Founders building AI credit decisioning systems for the European market who treat AI Act compliance as a design constraint from day one — rather than a regulatory obligation to be addressed after launch — will have a meaningful competitive advantage. The regulatory burden of AI Act compliance is real, but it is front-loaded: systems designed with explainability, data governance, and human oversight built in will face significantly lower ongoing compliance costs than systems that must be retrofitted.
While consumer credit decisioning is the application that attracts the most media attention, the most economically significant opportunity for AI-powered credit decisioning in Europe is in SME lending.
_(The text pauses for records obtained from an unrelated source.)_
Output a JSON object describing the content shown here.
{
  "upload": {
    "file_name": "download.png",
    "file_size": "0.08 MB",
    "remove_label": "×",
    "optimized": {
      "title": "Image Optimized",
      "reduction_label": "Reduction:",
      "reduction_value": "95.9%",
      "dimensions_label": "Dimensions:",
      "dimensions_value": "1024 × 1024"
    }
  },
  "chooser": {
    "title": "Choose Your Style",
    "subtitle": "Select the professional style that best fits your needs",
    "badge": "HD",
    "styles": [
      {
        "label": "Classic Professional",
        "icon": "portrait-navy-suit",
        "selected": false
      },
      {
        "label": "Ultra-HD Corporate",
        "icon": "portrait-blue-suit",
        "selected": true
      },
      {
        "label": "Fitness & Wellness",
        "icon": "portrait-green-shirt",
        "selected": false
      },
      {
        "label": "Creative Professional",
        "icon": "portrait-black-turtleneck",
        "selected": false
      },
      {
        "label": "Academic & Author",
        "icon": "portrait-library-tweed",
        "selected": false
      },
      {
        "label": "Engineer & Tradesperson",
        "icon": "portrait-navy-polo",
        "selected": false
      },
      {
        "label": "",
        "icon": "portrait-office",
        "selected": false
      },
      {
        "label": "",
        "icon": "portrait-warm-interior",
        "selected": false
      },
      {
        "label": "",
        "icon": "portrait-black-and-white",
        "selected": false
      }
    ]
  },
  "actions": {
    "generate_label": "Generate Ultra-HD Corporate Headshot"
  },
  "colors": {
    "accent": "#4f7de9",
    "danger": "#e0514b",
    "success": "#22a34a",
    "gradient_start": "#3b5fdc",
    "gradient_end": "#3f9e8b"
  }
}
As noted elsewhere in this report, the European SME finance gap represents approximately €400 billion annually — a structural market failure driven primarily by the cost and inaccuracy of traditional SME underwriting rather than a fundamental absence of creditworthy SME borrowers.
SME credit decisioning is more complex than consumer credit decisioning because small business credit risk involves both the financial health of the business itself and the financial circumstances and behavior of the business owner. Integrating business financial data — revenue trends, cash flow patterns, accounts receivable aging, supplier payment history — with personal financial data for the business owner, in a model that weights these inputs appropriately for different business types and sizes, is a genuinely hard machine learning problem.
The companies solving this problem are building valuable intellectual property in the form of trained models that have been validated against historical SME loss data. This trained model represents a competitive asset that becomes more valuable with every additional loan originated and every piece of outcome data collected — a genuine data flywheel that makes first-movers in specific SME lending niches increasingly difficult to displace.
At Elinuse AI Capital, AI credit decisioning is one of the fintech investment themes where we have the deepest conviction. We are looking for companies at multiple layers of the AI lending infrastructure stack: decisioning engines that can be licensed to banks, credit unions, and neobanks; alternative data aggregation and enrichment platforms that provide the raw inputs for AI credit models; explainability and model governance platforms that help financial institutions comply with AI Act requirements; and direct lending businesses that use proprietary AI decisioning to serve underserved borrower segments.
The market timing is ideal. Open banking data access has matured. AI model capabilities have advanced dramatically. The regulatory framework under the AI Act and GDPR is clarifying. And the demand from the 25 to 30 percent of European adults who are underserved by traditional credit scoring is growing as financial inclusion becomes a policy priority across the EU.